Meu marido e eu estamos fazendo algumas reflexões sobre a compra do apartamento e, como envolvem organização, eu gostaria de compartilhar com vocês. Pessoal, quando eu compartilho coisas pessoais aqui no blog, o faço porque acredito que certos pontos possam ser úteis para quem lê, pois esse é o propósito do blog. Não posto nada para “me mostrar” ou ser julgada, especialmente porque o blog é sobre como ter uma vida organizada, não uma vida ideal. Deixo esse aviso porque muitas vezes tenho a impressão que blogueiro é confundido com pessoa pública, e as pessoas não medem palavras para fazer críticas, e algumas acabam me chateando. Sei que quem tem blog está dando a cara a tapa, mas é importante a gente lembrar que tem uma pessoa do outro lado escrevendo, e sempre é bom ser gentil e ter um pouco de consideração e respeito. Não estou dirigindo essa mensagem a ninguém em especial, mesmo porque os leitores do blog são super bacanas – mas é que venho acompanhando outros blogs e ficando um pouco chocada com o nível de críticas que as pessoas recebem por simplesmente terem um blog famoso na Internet. Aqui no blog são muito, muito minoria, mas acontecem também. Enfim.

Aspectos financeiros

A primeira reflexão é financeira, e é a seguinte: eu acredito que a melhor maneira de se comprar um imóvel é conseguir economizar um bom dinheiro para dar como entrada, de modo que as prestações fiquem mais leves. Conheço poucas pessoas que conseguiram comprar um imóvel à vista, que certamente é o ideal, mas no geral a maioria de nós não tem esse valor total e acaba entrando em um financiamento ou consórcio. Algumas pessoas me perguntaram se a gente não teria interesse em fazer um consórcio, e minha resposta é que consórcio é uma solução excelente para quem não precisa do imóvel agora. No nosso caso, gostaríamos de trocar o aluguel pelo financiamento, pois não dá para ficar com as duas despesas ao mesmo tempo.

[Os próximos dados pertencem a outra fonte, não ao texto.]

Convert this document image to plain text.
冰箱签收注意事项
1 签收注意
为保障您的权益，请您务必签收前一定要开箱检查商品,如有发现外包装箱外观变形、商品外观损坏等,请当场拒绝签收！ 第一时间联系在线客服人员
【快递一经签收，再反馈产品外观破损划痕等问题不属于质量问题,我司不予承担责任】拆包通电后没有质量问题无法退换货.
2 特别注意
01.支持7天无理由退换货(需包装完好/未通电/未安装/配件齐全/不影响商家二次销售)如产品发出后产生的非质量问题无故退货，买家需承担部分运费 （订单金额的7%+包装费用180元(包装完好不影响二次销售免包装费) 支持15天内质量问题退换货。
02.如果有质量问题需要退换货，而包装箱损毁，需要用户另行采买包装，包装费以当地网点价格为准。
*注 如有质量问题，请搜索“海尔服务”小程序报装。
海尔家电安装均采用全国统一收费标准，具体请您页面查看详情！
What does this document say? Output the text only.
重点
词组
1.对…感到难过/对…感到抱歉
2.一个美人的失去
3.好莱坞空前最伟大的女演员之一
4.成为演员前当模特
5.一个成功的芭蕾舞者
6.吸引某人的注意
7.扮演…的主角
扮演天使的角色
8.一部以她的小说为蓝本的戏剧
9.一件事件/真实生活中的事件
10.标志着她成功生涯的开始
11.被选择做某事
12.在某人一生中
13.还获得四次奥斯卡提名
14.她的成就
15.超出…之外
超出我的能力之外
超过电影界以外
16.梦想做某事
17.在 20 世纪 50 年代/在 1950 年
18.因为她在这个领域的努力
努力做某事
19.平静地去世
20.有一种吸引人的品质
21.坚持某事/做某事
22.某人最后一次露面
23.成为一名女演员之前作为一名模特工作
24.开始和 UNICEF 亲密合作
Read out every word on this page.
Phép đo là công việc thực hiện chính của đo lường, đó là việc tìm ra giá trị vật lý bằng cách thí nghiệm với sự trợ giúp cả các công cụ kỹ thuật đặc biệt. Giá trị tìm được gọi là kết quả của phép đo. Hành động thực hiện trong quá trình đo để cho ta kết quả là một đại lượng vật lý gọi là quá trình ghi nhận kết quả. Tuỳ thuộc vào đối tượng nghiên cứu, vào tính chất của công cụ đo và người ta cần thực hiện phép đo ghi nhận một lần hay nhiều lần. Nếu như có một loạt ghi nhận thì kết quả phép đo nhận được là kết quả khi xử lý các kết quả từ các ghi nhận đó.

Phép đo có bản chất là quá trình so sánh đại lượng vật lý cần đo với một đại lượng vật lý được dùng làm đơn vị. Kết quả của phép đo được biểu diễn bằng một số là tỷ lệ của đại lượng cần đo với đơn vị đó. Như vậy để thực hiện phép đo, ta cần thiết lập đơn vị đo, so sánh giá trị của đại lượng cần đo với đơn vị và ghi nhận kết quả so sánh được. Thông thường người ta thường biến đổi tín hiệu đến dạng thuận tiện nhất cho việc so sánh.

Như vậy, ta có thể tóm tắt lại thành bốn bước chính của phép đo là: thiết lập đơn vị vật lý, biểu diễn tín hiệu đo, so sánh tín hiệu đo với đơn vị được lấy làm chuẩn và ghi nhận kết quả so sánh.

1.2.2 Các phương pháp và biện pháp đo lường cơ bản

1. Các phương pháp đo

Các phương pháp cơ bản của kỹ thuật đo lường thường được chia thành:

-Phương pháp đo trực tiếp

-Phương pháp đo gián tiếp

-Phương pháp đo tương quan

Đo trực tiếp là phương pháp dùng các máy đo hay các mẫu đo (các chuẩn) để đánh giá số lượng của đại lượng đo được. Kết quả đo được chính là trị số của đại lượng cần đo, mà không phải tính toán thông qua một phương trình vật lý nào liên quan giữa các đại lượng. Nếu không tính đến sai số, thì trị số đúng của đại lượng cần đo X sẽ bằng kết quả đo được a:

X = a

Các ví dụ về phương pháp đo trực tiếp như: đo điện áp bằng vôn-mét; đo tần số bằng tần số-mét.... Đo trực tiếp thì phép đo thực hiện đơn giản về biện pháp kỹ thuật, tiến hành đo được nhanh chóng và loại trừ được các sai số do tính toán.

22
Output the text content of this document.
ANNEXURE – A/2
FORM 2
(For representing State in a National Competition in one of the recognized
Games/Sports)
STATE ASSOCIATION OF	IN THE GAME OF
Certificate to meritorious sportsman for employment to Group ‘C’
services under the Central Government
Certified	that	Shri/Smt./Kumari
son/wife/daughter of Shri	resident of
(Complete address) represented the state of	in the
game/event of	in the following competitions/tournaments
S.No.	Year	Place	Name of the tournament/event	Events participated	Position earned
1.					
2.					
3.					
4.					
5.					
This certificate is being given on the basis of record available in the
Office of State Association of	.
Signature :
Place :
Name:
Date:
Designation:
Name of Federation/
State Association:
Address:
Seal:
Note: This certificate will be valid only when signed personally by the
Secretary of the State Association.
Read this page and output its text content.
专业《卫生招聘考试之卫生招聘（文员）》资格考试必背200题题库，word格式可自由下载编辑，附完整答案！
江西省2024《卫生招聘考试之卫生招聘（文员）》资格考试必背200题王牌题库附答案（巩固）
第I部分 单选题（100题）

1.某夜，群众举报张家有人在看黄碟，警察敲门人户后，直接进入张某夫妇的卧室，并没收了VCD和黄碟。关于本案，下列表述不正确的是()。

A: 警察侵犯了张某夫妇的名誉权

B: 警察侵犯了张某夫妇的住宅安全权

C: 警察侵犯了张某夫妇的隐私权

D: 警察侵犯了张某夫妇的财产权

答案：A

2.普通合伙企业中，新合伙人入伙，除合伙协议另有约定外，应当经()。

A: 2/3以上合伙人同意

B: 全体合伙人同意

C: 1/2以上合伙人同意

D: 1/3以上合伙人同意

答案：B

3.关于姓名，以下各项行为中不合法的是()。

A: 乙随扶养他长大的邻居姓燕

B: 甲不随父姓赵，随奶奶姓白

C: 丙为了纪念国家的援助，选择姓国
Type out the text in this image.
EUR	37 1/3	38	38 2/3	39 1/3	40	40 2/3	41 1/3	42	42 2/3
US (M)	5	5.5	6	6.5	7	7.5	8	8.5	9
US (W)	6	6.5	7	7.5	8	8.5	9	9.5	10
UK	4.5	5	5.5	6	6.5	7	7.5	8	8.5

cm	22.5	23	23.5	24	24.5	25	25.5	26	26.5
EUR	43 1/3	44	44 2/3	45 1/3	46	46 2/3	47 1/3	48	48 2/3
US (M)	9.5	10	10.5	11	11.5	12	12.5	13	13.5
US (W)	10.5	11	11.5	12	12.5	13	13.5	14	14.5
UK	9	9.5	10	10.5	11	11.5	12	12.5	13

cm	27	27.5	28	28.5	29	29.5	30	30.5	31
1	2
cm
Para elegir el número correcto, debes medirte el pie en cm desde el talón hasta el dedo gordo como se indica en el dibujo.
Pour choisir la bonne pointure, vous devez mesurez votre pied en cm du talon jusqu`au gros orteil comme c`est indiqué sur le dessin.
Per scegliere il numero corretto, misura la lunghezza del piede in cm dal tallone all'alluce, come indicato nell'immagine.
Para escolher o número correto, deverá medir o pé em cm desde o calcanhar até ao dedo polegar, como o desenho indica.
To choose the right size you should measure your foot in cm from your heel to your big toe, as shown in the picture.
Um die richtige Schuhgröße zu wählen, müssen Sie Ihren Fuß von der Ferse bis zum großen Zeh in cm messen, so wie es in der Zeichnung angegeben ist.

O fato é o seguinte: um imóvel pelo qual você pagaria, por exemplo, 800 reais de aluguel, em um financiamento pode ter uma parcela de uns 2 mil reais. Isso é triste, mas é a realidade. Logo, você acabará escolhendo um imóvel menor do que o que você mora (de aluguel), pois desta forma as parcelas cabem dentro do seu orçamento.

Aqui em casa, o que decidimos foi o seguinte: não vamos comprar um apartamento cuja parcela fuja muito do que pagamos de aluguel. Assim, vemos como uma troca mesmo. Se você está passando pelo mesmo que eu, o raciocínio pode ser válido.

No geral, o recomendado pelos especialistas em finanças é que você more de aluguel em um lugar barato (ou equivalente ao que você poderia comprar) e economize dinheiro para dar como entrada. Posso falar pelo nosso caso aqui que esse sistema não funciona por alguns motivos. Primeiro, que podemos contar somente com a minha renda, praticamente. Meu marido é autônomo, está passando por uma reformulação de carreira, enfim, não vem ao caso – mas contamos praticamente só com a minha renda. Então assim, não sobra muito, né minha gente. O que eu consigo guardar, se fôssemos esperar para dar como entrada, levaria muito tempo (segundo). (Terceiro) eu prefiro guardar nosso dinheiro para ter uma reserva financeira de emergência, isso sim mais importante que comprar qualquer bem, especialmente apartamento.

Para quem não tem muitos gastos, consegue guardar um bom dinheiro todo mês e não tem interesse em financiar um imóvel no momento, com certeza a melhor coisa é guardar esse dinheiro para ter uma boa entrada para dar lá na frente. Se você estiver fazendo isso, com certeza é o ideal. Não gaste seu dinheiro com muitas bobagens.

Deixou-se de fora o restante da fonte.